Uma médica que trabalha na cidade, que também preferiu o anonimato, confirmou o aumento na busca por atendimento. “A UPA vive lotada, sendo a grande maioria dos pacientes com covid-19, que ficam dias esperando a regulação. Tem consultório sendo usado como internamento, a sala de procedimento também. Tem paciente ficando internado com maca do Samu, pois não temos mais estrutura”, desabafa.

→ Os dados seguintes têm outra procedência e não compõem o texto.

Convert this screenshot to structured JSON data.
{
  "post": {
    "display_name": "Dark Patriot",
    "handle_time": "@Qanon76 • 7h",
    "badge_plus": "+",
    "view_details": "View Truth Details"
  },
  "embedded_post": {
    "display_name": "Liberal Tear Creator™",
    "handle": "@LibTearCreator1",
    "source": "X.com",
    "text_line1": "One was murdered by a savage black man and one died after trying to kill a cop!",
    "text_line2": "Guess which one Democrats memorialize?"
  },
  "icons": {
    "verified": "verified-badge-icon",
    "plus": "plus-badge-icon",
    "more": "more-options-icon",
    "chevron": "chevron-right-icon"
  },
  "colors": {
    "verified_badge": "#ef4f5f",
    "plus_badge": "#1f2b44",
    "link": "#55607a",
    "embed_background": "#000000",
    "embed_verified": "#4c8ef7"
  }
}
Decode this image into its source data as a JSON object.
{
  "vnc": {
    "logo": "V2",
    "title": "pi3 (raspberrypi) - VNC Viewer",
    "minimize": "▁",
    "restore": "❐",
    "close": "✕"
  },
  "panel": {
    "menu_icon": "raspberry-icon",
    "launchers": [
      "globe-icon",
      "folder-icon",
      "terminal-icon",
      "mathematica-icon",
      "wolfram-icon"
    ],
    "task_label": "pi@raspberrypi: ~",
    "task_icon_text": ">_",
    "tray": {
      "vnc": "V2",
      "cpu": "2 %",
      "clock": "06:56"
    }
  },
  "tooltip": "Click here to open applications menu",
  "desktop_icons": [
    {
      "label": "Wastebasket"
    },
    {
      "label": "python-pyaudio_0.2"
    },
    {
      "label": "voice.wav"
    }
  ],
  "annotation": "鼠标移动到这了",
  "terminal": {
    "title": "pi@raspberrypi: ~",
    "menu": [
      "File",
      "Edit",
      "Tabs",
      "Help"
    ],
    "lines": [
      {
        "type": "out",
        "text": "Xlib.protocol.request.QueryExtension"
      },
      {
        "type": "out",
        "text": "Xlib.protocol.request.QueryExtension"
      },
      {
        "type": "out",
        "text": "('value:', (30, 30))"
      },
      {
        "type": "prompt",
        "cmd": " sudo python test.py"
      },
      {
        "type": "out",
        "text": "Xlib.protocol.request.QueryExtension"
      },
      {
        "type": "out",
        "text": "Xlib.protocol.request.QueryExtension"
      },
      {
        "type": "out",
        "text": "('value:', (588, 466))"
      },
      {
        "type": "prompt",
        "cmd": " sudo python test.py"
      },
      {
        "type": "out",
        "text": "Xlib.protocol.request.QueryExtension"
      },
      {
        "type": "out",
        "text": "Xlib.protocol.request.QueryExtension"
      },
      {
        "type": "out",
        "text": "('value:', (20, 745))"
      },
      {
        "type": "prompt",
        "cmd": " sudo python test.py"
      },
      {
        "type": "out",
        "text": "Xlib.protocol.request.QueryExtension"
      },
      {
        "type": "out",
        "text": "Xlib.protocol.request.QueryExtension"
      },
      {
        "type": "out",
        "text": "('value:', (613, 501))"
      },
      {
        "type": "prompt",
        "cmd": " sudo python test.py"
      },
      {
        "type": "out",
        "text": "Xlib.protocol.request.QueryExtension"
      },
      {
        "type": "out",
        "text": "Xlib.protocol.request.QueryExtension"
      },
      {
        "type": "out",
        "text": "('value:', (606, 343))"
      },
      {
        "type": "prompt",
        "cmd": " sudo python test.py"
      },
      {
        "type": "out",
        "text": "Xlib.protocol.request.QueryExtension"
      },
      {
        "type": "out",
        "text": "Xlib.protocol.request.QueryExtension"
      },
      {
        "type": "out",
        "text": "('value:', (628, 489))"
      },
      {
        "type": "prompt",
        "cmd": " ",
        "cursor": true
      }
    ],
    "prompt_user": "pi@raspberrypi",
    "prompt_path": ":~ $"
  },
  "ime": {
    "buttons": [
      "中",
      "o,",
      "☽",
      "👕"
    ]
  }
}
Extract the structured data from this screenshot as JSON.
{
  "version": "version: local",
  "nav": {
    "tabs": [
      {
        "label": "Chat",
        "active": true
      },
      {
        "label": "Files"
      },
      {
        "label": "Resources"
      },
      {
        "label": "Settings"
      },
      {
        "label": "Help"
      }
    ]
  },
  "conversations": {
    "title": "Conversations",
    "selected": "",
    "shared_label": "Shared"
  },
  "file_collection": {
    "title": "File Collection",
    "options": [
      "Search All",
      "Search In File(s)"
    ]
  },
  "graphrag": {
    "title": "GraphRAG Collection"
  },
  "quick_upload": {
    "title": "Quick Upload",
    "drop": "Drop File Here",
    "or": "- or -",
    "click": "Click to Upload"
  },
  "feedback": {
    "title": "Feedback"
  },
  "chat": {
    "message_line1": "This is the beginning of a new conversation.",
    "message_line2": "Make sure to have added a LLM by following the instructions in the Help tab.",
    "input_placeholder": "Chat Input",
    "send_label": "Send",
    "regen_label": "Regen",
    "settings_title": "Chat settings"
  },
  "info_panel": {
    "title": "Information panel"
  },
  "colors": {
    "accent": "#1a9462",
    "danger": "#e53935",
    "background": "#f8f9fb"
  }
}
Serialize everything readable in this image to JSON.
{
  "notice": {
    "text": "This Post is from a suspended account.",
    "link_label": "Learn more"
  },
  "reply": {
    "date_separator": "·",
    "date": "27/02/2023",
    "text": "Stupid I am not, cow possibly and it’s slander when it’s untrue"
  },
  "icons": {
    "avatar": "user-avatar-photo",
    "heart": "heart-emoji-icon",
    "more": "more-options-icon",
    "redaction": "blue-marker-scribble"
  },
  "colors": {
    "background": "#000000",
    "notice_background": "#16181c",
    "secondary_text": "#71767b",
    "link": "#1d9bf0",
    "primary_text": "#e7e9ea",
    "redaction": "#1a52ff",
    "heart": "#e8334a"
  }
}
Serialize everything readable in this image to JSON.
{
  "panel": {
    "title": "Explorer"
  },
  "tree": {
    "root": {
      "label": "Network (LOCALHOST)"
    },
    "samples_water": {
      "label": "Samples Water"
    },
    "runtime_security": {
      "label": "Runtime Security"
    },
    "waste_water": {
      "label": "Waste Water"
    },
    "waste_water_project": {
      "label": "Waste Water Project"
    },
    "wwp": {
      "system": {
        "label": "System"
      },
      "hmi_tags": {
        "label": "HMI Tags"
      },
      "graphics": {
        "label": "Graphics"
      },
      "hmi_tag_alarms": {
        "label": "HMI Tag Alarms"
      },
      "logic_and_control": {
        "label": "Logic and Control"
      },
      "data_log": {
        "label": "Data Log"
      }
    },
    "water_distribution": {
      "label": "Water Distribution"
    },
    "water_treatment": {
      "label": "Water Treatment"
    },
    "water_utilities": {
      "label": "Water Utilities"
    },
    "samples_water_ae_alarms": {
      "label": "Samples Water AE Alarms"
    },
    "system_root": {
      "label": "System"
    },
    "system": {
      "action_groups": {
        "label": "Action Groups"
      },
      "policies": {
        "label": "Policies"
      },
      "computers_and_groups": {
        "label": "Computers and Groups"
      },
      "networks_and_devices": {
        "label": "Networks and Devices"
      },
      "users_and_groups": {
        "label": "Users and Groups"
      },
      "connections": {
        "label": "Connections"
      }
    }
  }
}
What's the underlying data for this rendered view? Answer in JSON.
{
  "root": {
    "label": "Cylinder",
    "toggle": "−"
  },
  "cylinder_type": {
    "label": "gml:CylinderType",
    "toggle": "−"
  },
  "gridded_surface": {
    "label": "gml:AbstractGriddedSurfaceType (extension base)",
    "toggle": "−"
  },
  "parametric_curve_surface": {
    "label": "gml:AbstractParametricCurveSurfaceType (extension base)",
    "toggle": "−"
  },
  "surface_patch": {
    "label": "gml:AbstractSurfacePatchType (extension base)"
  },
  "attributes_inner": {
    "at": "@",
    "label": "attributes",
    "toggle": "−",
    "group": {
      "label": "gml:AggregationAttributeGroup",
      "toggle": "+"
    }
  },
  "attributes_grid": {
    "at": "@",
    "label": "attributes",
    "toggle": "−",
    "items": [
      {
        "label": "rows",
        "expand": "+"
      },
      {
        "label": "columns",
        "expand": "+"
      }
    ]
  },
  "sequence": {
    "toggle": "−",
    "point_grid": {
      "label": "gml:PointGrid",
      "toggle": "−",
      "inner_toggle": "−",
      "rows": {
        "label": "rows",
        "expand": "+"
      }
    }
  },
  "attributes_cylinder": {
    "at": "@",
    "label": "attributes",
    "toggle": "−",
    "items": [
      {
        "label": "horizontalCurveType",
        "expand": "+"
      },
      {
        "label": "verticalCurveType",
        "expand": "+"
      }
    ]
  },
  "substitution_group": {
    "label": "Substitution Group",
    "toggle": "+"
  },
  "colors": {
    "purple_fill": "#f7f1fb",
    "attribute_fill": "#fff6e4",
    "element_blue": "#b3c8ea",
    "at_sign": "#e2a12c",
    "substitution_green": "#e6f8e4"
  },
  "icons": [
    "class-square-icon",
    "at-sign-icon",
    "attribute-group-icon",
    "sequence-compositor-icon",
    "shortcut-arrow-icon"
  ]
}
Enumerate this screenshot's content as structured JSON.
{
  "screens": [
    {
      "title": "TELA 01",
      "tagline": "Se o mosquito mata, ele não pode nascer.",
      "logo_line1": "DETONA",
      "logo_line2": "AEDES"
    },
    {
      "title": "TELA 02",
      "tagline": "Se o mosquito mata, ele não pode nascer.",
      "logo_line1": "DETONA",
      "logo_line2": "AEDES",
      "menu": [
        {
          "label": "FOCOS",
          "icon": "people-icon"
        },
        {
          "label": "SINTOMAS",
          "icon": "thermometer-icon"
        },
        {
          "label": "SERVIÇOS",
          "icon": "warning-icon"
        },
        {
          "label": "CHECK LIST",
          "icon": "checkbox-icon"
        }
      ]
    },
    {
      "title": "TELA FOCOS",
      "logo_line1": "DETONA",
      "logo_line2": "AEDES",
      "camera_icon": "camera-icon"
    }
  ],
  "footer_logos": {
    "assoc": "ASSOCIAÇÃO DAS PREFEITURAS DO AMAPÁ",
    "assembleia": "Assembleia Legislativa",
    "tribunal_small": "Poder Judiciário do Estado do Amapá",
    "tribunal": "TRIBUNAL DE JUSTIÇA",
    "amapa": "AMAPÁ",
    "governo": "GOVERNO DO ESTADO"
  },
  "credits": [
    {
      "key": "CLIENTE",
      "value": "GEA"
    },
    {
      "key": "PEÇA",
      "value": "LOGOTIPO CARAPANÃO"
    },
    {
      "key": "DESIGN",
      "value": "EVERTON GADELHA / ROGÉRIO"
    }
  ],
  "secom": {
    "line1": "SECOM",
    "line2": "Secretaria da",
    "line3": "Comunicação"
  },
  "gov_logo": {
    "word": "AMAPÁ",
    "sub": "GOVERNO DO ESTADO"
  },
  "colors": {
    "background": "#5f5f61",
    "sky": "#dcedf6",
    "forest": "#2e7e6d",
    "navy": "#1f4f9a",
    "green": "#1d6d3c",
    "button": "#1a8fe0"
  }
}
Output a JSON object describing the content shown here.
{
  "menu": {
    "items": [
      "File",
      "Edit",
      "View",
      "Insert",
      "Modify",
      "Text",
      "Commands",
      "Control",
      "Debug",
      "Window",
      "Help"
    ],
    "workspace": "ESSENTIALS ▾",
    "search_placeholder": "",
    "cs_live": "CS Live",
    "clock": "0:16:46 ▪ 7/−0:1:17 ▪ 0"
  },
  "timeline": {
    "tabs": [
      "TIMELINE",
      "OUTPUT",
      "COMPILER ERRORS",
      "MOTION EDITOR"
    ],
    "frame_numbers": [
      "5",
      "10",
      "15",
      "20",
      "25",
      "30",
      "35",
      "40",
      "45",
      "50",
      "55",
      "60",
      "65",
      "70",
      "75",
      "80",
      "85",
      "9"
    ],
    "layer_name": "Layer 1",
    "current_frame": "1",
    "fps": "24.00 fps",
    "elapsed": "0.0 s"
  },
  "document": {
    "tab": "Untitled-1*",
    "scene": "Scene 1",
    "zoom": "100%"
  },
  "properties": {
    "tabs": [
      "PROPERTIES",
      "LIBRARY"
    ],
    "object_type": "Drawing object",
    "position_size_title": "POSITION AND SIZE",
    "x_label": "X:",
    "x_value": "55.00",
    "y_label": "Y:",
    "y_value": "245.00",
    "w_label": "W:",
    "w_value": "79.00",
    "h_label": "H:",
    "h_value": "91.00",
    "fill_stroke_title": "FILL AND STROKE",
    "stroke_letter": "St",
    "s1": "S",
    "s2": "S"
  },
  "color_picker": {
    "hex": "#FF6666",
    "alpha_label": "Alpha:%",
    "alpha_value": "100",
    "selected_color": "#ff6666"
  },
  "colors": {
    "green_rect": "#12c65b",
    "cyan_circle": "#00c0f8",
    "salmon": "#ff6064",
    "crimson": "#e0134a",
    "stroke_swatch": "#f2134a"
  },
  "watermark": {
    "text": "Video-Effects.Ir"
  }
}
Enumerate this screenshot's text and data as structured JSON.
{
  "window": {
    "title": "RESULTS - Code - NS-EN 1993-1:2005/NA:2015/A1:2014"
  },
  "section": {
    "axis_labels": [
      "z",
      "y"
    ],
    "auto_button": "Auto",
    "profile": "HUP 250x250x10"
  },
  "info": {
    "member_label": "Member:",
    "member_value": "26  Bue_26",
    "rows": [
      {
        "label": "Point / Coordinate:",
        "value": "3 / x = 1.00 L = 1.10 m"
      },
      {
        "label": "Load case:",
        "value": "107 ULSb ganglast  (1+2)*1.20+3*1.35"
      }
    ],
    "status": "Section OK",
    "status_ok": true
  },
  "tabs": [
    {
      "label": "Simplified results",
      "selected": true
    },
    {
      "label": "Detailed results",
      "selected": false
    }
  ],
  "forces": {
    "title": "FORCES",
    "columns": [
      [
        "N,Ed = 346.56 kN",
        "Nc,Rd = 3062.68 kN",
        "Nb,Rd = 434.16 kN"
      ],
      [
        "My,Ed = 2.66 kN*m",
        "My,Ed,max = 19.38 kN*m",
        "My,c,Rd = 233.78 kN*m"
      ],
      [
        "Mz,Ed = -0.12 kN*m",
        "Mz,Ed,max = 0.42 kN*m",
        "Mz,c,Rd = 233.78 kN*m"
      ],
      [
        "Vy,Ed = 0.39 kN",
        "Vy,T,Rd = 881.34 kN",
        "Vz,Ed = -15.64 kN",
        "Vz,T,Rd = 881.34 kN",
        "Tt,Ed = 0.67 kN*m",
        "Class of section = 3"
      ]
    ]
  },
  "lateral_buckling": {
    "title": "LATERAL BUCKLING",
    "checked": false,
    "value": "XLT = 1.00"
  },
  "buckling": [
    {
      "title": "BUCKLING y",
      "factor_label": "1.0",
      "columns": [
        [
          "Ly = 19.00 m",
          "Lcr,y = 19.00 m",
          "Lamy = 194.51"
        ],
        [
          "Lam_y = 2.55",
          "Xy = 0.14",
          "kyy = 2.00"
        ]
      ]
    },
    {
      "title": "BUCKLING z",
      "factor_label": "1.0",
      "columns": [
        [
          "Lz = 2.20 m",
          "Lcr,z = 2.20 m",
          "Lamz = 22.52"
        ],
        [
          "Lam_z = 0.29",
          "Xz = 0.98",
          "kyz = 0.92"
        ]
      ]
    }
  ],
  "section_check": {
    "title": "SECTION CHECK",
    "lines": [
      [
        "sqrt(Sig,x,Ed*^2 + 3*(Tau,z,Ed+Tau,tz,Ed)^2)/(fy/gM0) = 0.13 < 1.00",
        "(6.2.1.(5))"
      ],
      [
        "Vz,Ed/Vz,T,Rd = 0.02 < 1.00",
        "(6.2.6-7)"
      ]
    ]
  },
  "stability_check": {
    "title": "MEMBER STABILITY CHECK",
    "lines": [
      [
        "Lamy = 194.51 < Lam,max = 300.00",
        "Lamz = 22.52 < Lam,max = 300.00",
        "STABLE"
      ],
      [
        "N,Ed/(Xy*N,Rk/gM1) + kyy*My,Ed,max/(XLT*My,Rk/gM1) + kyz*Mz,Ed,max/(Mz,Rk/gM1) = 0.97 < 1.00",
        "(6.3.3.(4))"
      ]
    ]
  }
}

Ainda segundo essa médica, o principal problema vivido é a falta de unidades para escoar os pacientes na regulação. “Além da exaustão, os profissionais trabalham tristes vendo a situação dos pacientes sem ter muito o que fazer. E, ultimamente, trabalhamos com muito medo, pois os pacientes e acompanhantes ficam irritados e descontam em nós. Essa semana um funcionário da portaria foi agredido em pleno corredor”, contou.

Em nota publicada no dia último dia 09, a Secretaria da Saúde de Camaçari (Sesau), afirmou que já estava tomando as medidas necessárias para resolver os problemas na unidade.